例えば、日本でもようやく同一価値労働・同一賃金を導入しようという話になっていますが、デンマークでは1960年代に始まって、同じ仕事をしていれば同じ賃金をもらいます。
最低賃金は110クローネ、(資料を)書いたときのレートで1,650円です。最近はもう少し円安クローネ高なので、2,000円ぐらいになるかなと思います。
これは当然、学生のアルバイトでも適用されるので、110クローネは当然もらえるし、学生でも仕事によっては200クローネ、日本で言うと3,000円、4,000円ということですけれども、もらえると言っていました。
働き方については後でお話があるので、ちょっと飛ばそうと思います。
一番下、30歳以上の人で何かの学校に通っている人の割合がおもしろいなと思ったので載せておきました。やはりデンマークのほうが高くて、これは平日でもすぐ仕事が終わって、早く家に帰って学校に行ける余裕があるからかなと思います。
男女の平等に関する指標をいくつか書いておきました。デンマークの家事分担割合は、2012年の時点で男性4:女性6で、まだフィフティフィフティではないので、女性側から男性のほうが少ないことについての批判があります。
管理職の割合も、これは民間企業の割合で、日本の11パーセントよりは高いですけど、やはりデンマークの男女比率からするとフィフティフィフティではないので、低いという批判はまだあります。
賃金の格差は、2014年の調査では92パーセントで、企業や産業によっては女性のほうが高い例も時々見られます。

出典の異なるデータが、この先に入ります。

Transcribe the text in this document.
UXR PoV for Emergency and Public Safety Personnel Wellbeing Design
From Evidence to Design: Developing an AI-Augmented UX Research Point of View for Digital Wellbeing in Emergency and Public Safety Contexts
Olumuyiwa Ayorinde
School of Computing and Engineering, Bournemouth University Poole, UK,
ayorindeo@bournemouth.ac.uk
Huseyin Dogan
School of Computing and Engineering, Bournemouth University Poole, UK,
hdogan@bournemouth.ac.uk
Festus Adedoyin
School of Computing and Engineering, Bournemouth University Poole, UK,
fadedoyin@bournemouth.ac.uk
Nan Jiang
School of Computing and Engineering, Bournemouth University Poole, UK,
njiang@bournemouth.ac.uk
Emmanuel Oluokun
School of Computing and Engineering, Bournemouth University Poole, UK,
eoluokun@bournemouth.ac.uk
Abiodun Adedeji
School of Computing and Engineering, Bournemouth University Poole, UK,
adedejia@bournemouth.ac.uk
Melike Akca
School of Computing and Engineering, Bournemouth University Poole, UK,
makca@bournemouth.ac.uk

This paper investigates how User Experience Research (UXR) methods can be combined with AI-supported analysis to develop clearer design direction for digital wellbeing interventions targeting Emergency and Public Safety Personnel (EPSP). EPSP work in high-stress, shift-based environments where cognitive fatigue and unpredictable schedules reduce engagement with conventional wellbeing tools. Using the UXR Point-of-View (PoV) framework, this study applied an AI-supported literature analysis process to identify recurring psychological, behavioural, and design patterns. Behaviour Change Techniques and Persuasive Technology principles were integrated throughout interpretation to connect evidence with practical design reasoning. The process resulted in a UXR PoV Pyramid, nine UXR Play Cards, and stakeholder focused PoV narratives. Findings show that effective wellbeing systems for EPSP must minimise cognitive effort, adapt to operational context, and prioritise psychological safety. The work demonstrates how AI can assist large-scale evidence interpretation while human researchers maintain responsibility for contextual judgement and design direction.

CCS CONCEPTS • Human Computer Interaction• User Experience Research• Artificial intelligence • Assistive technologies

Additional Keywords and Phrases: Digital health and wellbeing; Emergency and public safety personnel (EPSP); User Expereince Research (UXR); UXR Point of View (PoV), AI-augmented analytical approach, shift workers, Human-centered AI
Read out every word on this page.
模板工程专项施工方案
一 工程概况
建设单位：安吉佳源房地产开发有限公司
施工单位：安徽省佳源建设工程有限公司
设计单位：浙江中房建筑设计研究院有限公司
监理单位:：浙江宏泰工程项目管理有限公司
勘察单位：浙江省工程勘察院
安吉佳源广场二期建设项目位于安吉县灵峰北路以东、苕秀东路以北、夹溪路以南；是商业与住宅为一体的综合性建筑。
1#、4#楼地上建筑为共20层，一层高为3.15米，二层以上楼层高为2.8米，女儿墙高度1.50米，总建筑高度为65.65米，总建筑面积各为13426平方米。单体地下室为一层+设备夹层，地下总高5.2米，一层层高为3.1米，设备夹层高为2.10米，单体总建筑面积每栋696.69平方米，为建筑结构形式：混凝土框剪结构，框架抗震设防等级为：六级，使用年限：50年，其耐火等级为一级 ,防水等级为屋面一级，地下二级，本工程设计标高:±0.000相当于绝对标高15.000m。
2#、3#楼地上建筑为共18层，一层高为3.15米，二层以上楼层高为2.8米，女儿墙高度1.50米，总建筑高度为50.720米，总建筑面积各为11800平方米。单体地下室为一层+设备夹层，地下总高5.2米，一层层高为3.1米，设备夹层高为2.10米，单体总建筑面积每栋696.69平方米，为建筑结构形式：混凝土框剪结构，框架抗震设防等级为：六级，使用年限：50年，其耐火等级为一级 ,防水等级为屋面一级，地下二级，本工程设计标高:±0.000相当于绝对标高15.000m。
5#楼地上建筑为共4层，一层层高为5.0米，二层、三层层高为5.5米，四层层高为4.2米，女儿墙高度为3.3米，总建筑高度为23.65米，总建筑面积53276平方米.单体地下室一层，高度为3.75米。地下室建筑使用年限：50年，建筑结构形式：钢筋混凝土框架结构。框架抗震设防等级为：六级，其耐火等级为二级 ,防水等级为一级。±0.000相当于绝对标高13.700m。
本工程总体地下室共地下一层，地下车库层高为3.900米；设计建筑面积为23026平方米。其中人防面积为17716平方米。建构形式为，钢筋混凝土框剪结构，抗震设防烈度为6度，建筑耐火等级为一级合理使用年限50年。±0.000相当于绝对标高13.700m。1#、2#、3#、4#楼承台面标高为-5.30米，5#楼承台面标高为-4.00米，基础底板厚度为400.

どれだけの人が働いてるか(労働市場参加率)の割合は、日本では男性70パーセント、女性50パーセントとけっこう差があるのに対して、デンマークでは女性のほうがまだちょっと低いですけれども、そんなに差はない高い数字です。
右側のいわゆるM字カーブは、年齢が進むにつれて、女性の人たちがどれぐらい働いてるかを示している割合です。20〜30代で結婚して出産すると、日本の赤い線はガクッと下がるのに対して、デンマークの灰色の線はぜんぜん下がらないというのが特徴です。
右下の写真は、Gender Equalityに関してよくがんばってるっていうことで、国連がデンマークに旗を送りました。左の受け取っている人はメアリー皇太子妃です。
日本とけっこう違うなと思いましたので、婚外子の割合も載せておきました。デンマークでは(婚外子の)半分以上が、もうすでに結婚していないカップルあるいはシングルの人から生まれてきている。韓国が一番左で、日本も極めて少ないです。
下のほうに、家族に関連する、デンマークで顕著に取り上げられる制度を書いておきました。婚外子が可能なのは、結婚しなくても、そのカップルから生まれる子どもになんの法的なデメリットがない制度になっているので、別に子どもを産むときに「結婚しなきゃ」みたいな、日本であるようなプレッシャーはないということです。それから、デンマークは1989年に世界で初めて、ほぼ結婚と同じ制度をつくった国でもあります。
デンマーク大使館で経験した人がいたので、学生で出産したらこれだけもらえる、というのを参考までに書いておきました。
もちろん学生ローンを借りるとか、アルバイトするというのは、実際に子どもを産んだ女性だと難しいかもしれないので、それは差し引いて考えたほうがいいかもしれないですけど。
恵まれている場合には、学生で子どもをつくっても、これだけの月収が保証されるので、私の友達などを見ていても、若くして子どもを持つということに、日本のようなためらいが少ないなと思います。
右上の写真は、1989年に世界で最初に同性婚をしたカップルです。右下の写真は刑務所です。自分のこれまで使っていた家具や自分の物を持ち込んで、自分の好きなように部屋の中を飾っています。それで自分を保ちながら社会との関わり方を学んで、社会に復帰することを目指している刑務所です。
左下の写真は電車の中です。乳母車を乗せたり、自転車を乗せたり。そもそもそういう余裕があるのは、日本の満員電車と違うので幸せなんですけれども、そういうことが自然にみんなできる社会であるということです。
私からは以上にさせていただきます。ありがとうございました。